Na kannste dich aber nicht beklagen bei so einem Zander  #r  #r 

Wie ich so zwischen den Zeilen lese war es zwar nicht optimal aber immer noch ne schöne Tour.

Was will man mehr :m 

Gruß
Palometta


----------



## Wedaufischer (8. November 2004)

*AW: Nord Holland*

@frank (krauthi),
dann meinst du den Bungalowpark "de Horn". Genau da sind wir auch öfter.

@Maruis,
Er hatte nur 97cm. Es war der 3. "Große" meiner persönlichen Zander-Oberliga. Leider mußte ich diesen hier abschlagen, da er zu tief geschluckt hatte und ich trotz langer Lösezange, nicht mehr an den Haken kam.

@Frank (Palometta),
jeder (Angel)Tag in Holland ist ein schöner Tag. Egal wie das Wetter ist, denn man kann sich darauf (meist) einstellen. Ausnahmen bestätigen allerdings auch hier die Regel.  Mir gefallen einfach Land, Luft und Leute.

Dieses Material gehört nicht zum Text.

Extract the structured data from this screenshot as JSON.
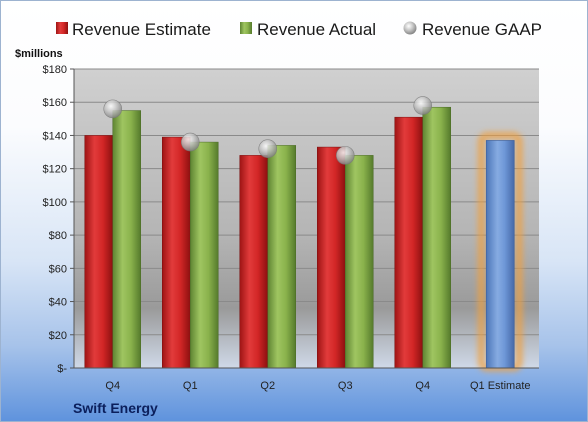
{
  "company": "Swift Energy",
  "chart_data": {
    "type": "bar",
    "unit_label": "$millions",
    "categories": [
      "Q4",
      "Q1",
      "Q2",
      "Q3",
      "Q4",
      "Q1 Estimate"
    ],
    "series": [
      {
        "name": "Revenue Estimate",
        "color": "#d42a2a",
        "values": [
          140,
          139,
          128,
          133,
          151,
          null
        ]
      },
      {
        "name": "Revenue Actual",
        "color": "#8cb44f",
        "values": [
          155,
          136,
          134,
          128,
          157,
          137
        ]
      },
      {
        "name": "Revenue GAAP",
        "type": "scatter",
        "color": "#b8b8b8",
        "values": [
          156,
          136,
          132,
          128,
          158,
          null
        ]
      }
    ],
    "projection_color": "#6f98d8",
    "ylim": [
      0,
      180
    ],
    "yticks": [
      0,
      20,
      40,
      60,
      80,
      100,
      120,
      140,
      160,
      180
    ],
    "ytick_labels": [
      "$-",
      "$20",
      "$40",
      "$60",
      "$80",
      "$100",
      "$120",
      "$140",
      "$160",
      "$180"
    ],
    "grid": true,
    "legend_position": "top"
  }
}
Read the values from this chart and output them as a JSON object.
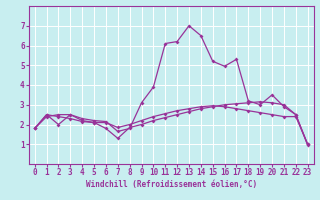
{
  "title": "",
  "xlabel": "Windchill (Refroidissement éolien,°C)",
  "background_color": "#c8eef0",
  "line_color": "#993399",
  "grid_color": "#ffffff",
  "xlim": [
    -0.5,
    23.5
  ],
  "ylim": [
    0,
    8
  ],
  "xticks": [
    0,
    1,
    2,
    3,
    4,
    5,
    6,
    7,
    8,
    9,
    10,
    11,
    12,
    13,
    14,
    15,
    16,
    17,
    18,
    19,
    20,
    21,
    22,
    23
  ],
  "yticks": [
    1,
    2,
    3,
    4,
    5,
    6,
    7
  ],
  "series": [
    [
      1.8,
      2.5,
      2.0,
      2.5,
      2.2,
      2.1,
      1.8,
      1.3,
      1.85,
      2.0,
      2.2,
      2.35,
      2.5,
      2.65,
      2.8,
      2.9,
      3.0,
      3.05,
      3.1,
      3.15,
      3.1,
      3.0,
      2.5,
      1.0
    ],
    [
      1.8,
      2.5,
      2.4,
      2.3,
      2.15,
      2.1,
      2.1,
      1.85,
      2.0,
      2.2,
      2.4,
      2.55,
      2.7,
      2.8,
      2.9,
      2.95,
      2.9,
      2.8,
      2.7,
      2.6,
      2.5,
      2.4,
      2.4,
      1.0
    ],
    [
      1.8,
      2.4,
      2.5,
      2.5,
      2.3,
      2.2,
      2.15,
      1.65,
      1.8,
      3.1,
      3.9,
      6.1,
      6.2,
      7.0,
      6.5,
      5.2,
      4.95,
      5.3,
      3.2,
      3.0,
      3.5,
      2.9,
      2.5,
      0.95
    ]
  ],
  "tick_fontsize": 5.5,
  "xlabel_fontsize": 5.5,
  "marker_size": 2.0,
  "line_width": 0.9
}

Nicht so sehr die Preise, außer vielleicht die Spritpreise, die um ca. 10 T€uro-Cent niedriger sind als hier in D. Die Preise für Angelzubehör haben in den den letzten 2 Jahren (zumindest bei Nipro Hengelsport) erheblich angezogen. Beispielweise kostet ein einfaches Standard-Knicklicht (grün, 4,9x39mm) dort jetzt 50 T€uro-Cent! Ich war ehrlich geschockt, als ich meinen Lütten mit 5 T€uros losschickte, um 10 Knickis zu kaufen, und er ohne Pfennig, ähm Cent, wieder zurück kam. Da hat man seine Korting-Karte schnell voll! #d

Sorry für meine Abschweifung. Danke, ja es war wieder eine schöne Tour. :m


----------



## dosco (12. November 2004)

*AW: Nord Holland*

Hi,
ich wollte ans Timmeler Meer in 2005. Vor allem um Zander zu fangen. 

a) Macht das dort Sinn ????
b) Kennt Ihr sont ein guten Angebot wo man aus dem Bungalow heraus auf Zander angeln kann?

Gruß,
Dosco


----------



## Wedaufischer (12. November 2004)

*AW: Nord Holland*



			
				dosco schrieb:
			
		

> Hi,
> ich wollte ans Timmeler Meer in 2005. Vor allem um Zander zu fangen.
> 
> a) Macht das dort Sinn ????
> ...


zu a) Warum sollte das keinen Sinn machen?
zu b) Schau doch mal hier nach.
zu c) Warum schreibst du das ins Holland Forum?


----------